Blog #5/20 – Peering in from the Fringes
By Caitlin Quinlan
To open the Berlin Critics’ Week evening on the 25th February, host and moderator Dennis Vetter began with a quote from filmmaker Luise Donschen (unable to be present for the screening) that read, “Intimacy is a state of deepest connection that knows nothing of the possibility of its violation.” With the evening’s title, “Collapsing Distance,” already in mind, the session commenced with a strong suggestion of what was to come, and Donschen’s quasi-proverb would go on to provide a series of curious and challenging readings of the films presented.
Donschen’s film Entire Days Together, all primary colours and windswept trees and flowing water, preceded the monochrome tones of Valentina Pedicini’s sect-focused documentary, Faith. They presented a stark contrast at first glance in both aesthetic and tone, but there are almost amusing similarities within the works that the filmmakers themselves had only begun to notice during the session and subsequent debate. Both films use stroboscopic light, for example, or seem to be more focused on the stories of the female characters present in the work. Both films also feature scenes of people brushing their teeth and going about their daily tasks. Importantly for the topics of discussion set out in the event title, both films share a reliance on closeness and distance albeit in their own different ways.
To make Faith, Pedicini and her cinematographer Bastian Esser spent five months partially living with a Catholic-cum-Kung-Fu sect community in Italy where a “Master” figure guides his disciples in martial arts training and religious piety. They live in a community that holds no value in privacy, sharing all aspects of their lives in what is at once a display of their intimacy collectively and a violation of any individual intimacy. The very presence of Pedicini and Esser is possibly a violation of the community’s intimacy itself. Still, Esser’s camera denies distance in near-permanent close-up, a closeness that invites us as audience to recognise the threat in what we’re viewing and understand also how bodily control is crucial here.
Where Faith allows its subjects to fill the distance between observer and observed with their own existence and narrative, Entire Days Together is a more romantic evocation of community and individual expression. A school, almost its own neighbourhood, is the focus, a place where young people with epilepsy and other disabilities are educated and supported. Donschen and cinematographer Helena Wittman keep their framing tightly controlled, and in one beautiful moment of simplicity we see the girl at the heart of the film floating in a swimming pool. She drifts into frame and out again, her limbs only just slipping back into view while the camera remains still. In another film we would track her movement, but here the static frame gives her the freedom to escape our gaze. “Intimacy allows for borders,” Wittmann said in the discussion that ensued, a poetic insight into the emphasis and direction of a work that encourages distance to create closeness.

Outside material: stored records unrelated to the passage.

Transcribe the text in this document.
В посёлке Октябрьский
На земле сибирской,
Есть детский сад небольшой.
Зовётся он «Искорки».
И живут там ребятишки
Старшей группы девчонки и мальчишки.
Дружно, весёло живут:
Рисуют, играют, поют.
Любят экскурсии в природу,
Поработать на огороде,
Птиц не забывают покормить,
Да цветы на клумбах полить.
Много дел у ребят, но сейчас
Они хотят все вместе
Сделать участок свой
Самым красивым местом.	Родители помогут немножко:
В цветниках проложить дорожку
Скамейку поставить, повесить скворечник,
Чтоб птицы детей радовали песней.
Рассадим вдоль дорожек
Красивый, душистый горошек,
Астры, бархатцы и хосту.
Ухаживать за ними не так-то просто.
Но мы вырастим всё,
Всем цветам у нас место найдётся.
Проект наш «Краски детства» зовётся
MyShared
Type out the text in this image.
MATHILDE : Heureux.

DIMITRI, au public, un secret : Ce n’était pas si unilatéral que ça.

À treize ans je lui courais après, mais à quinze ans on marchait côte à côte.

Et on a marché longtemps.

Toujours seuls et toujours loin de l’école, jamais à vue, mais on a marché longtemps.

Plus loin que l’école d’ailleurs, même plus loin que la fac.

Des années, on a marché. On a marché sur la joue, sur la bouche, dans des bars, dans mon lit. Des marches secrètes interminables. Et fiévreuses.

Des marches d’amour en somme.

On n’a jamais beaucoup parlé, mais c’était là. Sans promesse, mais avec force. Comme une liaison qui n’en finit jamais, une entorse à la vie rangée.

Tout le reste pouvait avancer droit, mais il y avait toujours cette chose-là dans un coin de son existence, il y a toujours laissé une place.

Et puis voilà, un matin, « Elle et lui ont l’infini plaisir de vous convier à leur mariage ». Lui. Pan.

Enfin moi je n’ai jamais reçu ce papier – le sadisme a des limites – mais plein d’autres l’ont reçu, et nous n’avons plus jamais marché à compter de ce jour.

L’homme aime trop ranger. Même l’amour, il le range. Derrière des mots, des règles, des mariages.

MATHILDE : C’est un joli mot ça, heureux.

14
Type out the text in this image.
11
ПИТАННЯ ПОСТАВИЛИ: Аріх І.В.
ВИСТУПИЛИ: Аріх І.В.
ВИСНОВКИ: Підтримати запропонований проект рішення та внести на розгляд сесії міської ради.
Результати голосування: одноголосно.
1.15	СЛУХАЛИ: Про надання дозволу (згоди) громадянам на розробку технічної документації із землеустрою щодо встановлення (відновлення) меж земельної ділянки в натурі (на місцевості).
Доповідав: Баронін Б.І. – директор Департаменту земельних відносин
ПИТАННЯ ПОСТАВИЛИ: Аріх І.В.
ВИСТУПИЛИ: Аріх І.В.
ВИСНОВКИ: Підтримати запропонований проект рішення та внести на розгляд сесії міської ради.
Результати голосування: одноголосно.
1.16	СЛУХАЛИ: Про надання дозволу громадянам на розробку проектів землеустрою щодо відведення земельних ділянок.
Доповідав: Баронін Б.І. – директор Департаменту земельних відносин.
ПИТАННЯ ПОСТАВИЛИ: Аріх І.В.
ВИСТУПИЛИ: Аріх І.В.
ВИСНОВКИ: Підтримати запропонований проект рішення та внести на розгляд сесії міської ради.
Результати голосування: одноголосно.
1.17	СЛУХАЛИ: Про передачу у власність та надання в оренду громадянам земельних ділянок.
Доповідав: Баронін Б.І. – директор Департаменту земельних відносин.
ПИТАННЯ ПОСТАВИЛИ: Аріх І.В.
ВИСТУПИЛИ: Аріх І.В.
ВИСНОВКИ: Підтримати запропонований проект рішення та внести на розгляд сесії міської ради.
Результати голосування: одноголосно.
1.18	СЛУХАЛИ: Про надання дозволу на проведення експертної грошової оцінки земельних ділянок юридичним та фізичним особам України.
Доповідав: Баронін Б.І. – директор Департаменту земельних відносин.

There were many areas of interest in the debate following the films, although somewhat understandably due to its raw, intensified energy, Faith was the work that seemed to take up most of the oxygen. Audience fascination with the subject of cult or sect is clear—perhaps it’s the idea of our distance but ever-potential closeness to such a lifestyle that intrigues us, keeps us peering in from the fringes to scope it all out. Distance was discussed by the panel as a mode of enchantment, whether films “change” or “transport” them, suggesting that distance can be challenging and that the active participation required to challenge it is crucial to the experience of cinema.
Pedicini was asked by guests Karim Aïnouz and Mathieu Landais about her focus on the suffering of the women in the community; the tortured believer Laura, the nervous young mother, and another girl pushed to her limits. “This is a film against the patriarchy,” Pedicini explained, noting the distance she had to create for herself as a female director in order to deny the Master his power. “In this film, he loses.” A similar idea motivated Esser’s choice for black and white, as it allowed him a personal distance to a dark world he could not see in colour.
In Entire Days Together, however, Wittmann uses her camera to express her feeling of emotional proximity even in physical distance. It’s a mode of observation that allows the poetics of sensation, movement, and tactility to collapse any alienation we may feel from a lack of narration but still maintain a sense of liberty. In Faith, denying the audience distance carries a political weight so that the activities of the community do not go unchallenged, whereas Donschen’s film searches for freedom in distance for its burgeoning youth.